L’époque des Celtes s’étend sur presque tout le Ier millénaire avant notre ère. Il s’agit d’un ensemble de peuples répartis sur un territoire allant des îles britanniques à l’Est européen. Même s’ils avaient atteint un haut degré de civilisation, tant sur les plans technologique, économique que social, ils n’avaient pas d’écriture. On connaît donc mal la plupart de leurs coutumes. Ils maîtrisaient bien la sidérurgie. C’est pourquoi on parle à leur propos d’âge du fer.
Celui-ci connut deux phases, qui ont pris le nom de deux sites majeurs: l’époque de Hallstatt (vers 700/500), et celle de La Tène (de 500 à la conquête romaine au Ier siècle av. J.-C.) C’est La Tène, sur les bords du lac de Neuchâtel, qui a donné son nom au Laténium. Il faut savoir que de nombreuses découvertes archéologiques ont pu être faites grâce aux corrections des eaux du Jura (1869-1891), qui ont abaissé le niveau des lacs de Neuchâtel et de Bienne. On appelle aussi cet âge du fer Protohistoire, période intermédiaire entre la Préhistoire et l’Histoire, liée à l’écriture.
Que nous montre l’exposition «Celtes – Un millénaire d’images» du Laténium, parc et musée d’archéologie situé à Hauterive, à quelques kilomètres de Neuchâtel en direction de Bienne? Il s’agit surtout de pièces de petite taille, réalisées en bronze ou en céramique, par- fois en or. Les Celtes ne cherchaient pas à réaliser des «œuvres d’art» au sens moderne du terme.
Leurs créations «artistiques» étaient liées à des aspects religieux, rituels, magiques ou sociaux, dont malheureusement nous ne possédons pas les clefs. Cela dit, elles sont d’une grande beauté esthétique. Au contraire de l’art gréco-romain, beaucoup plus réaliste, les Celtes aimaient le fantastique, le merveilleux, ils laissaient une large place à leur imagination. Leur figuration est souvent animale: cerfs, sangliers, têtes de taureaux. La figure humaine apparaît aussi: ainsi cette pièce en argent entourée de têtes, qui représentent peut-être les têtes coupées des ennemis, que l’on suspendait en guise de trophées.
On verra aussi de magnifiques torques en or: ce sont de grands anneaux sou- vent retrouvés dans des dépôts rituels. Les Celtes n’étaient pas isolés du reste du monde. Ils entretenaient d’importantes relations commerciales avec d’autres peuples. Leur art s’est donc aussi inspiré de motifs orientaux ou romains. En résumé, c’est à une belle découverte que nous convie cette exposition temporaire.

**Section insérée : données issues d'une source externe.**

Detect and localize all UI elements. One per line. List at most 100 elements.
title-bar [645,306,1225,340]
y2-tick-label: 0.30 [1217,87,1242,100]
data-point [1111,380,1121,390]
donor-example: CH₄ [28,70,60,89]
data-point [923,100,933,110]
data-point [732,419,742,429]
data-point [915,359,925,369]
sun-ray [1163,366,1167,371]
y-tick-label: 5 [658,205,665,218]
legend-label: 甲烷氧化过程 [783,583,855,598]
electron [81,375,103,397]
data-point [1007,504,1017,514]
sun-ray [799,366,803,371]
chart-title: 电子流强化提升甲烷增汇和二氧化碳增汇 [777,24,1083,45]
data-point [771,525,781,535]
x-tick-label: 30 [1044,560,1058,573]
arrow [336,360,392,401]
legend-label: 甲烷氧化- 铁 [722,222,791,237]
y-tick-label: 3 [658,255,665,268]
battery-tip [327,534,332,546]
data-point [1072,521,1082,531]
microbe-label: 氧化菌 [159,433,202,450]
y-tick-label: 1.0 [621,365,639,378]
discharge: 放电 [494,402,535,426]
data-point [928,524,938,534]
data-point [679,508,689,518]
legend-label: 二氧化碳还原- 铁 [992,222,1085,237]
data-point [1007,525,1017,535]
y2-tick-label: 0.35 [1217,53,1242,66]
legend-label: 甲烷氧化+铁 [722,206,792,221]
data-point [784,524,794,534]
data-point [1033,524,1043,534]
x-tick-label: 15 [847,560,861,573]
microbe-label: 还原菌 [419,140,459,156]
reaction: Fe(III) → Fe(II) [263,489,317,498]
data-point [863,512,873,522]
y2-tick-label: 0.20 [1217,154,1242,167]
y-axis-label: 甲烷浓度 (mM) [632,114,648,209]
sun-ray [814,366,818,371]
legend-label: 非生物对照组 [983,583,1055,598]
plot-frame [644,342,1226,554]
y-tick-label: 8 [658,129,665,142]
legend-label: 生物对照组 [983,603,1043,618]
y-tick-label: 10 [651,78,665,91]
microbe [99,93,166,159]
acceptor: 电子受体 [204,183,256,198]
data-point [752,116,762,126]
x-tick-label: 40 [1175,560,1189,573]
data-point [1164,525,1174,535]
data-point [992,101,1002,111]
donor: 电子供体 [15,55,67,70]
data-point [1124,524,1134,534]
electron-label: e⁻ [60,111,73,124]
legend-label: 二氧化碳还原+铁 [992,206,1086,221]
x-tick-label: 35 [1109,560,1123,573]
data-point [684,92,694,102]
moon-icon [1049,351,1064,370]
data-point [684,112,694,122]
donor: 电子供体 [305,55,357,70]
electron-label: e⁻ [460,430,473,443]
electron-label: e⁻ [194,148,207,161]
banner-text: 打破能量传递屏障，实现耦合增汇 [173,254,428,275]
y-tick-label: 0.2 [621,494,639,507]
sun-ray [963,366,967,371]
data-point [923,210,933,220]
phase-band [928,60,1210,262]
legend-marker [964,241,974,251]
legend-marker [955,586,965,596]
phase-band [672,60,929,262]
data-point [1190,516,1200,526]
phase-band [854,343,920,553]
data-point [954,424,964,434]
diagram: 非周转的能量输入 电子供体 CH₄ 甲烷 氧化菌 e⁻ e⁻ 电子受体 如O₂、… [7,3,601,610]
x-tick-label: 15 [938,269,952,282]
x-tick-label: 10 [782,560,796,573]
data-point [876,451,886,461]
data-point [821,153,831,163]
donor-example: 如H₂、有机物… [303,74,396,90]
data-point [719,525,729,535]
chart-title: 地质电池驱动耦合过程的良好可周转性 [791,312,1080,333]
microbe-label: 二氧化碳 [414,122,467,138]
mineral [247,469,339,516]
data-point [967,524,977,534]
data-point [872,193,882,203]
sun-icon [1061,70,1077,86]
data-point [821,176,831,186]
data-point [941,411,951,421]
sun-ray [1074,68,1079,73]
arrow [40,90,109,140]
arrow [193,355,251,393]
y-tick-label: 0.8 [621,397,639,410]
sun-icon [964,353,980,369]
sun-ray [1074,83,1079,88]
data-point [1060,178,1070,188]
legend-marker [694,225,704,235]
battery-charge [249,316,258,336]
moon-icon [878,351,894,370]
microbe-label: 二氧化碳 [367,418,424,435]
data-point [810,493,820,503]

On en profitera pour faire le tour de la collection permanente, qui nous mène jusqu’au Moyen Âge. Il ne faut pas manquer de se balader ensuite dans le parc du Laténium, sur les bords du lac de Neuchâtel. On y verra notamment les reconstitutions de maisons, dont un petit village datant d’il y a 6000 ans. La dendrochronologie nous apprend que les arbres nécessaires à leur construction ont été coupés entre 3810 et 3790 avant notre ère. Une autre maison se réfère au mythe national des soi-disant «lacustres», qui en fait construisaient leurs maisons sur les berges et non dans l’eau. Bâties sur pilotis, celles-ci devaient résister aux crues du lac.
Un des rares dolmens de Suisse (c’est-à-dire une sépulture de l’époque néolithique) a été découvert en 1876 entre Auvernier et Colombier et déplacé dans le parc du Laténium. Celui-ci abrite aussi un menhir de 4,5 tonnes de granit érigé il y a plus de 6000 ans. Mais à quoi servait-il? Concernait-il un homme ou un dieu? Le mystère demeure, et c’est aussi cette part de mystère qui nous fascine dans la civilisation celtique. Après la conquête romaine par Jules César, il y eut un phénomène d’acculturation: les Celtes adoptèrent la langue latine (c’est pourquoi nous parlons le français), l’habitat, le système social et les mœurs du conquérant. Ils conservèrent cependant un certain nombre d’aspects de leur monde disparu, qui se fondirent avec ceux des Romains: ce qu’on appelle la civilisation gallo- romaine. L’exposition permet donc de découvrir un monde méconnu et resté en partie énigmatique.
«Celtes. Un millénaire d’images», Hauterive (NE), jusqu’au 10 janvier 2021.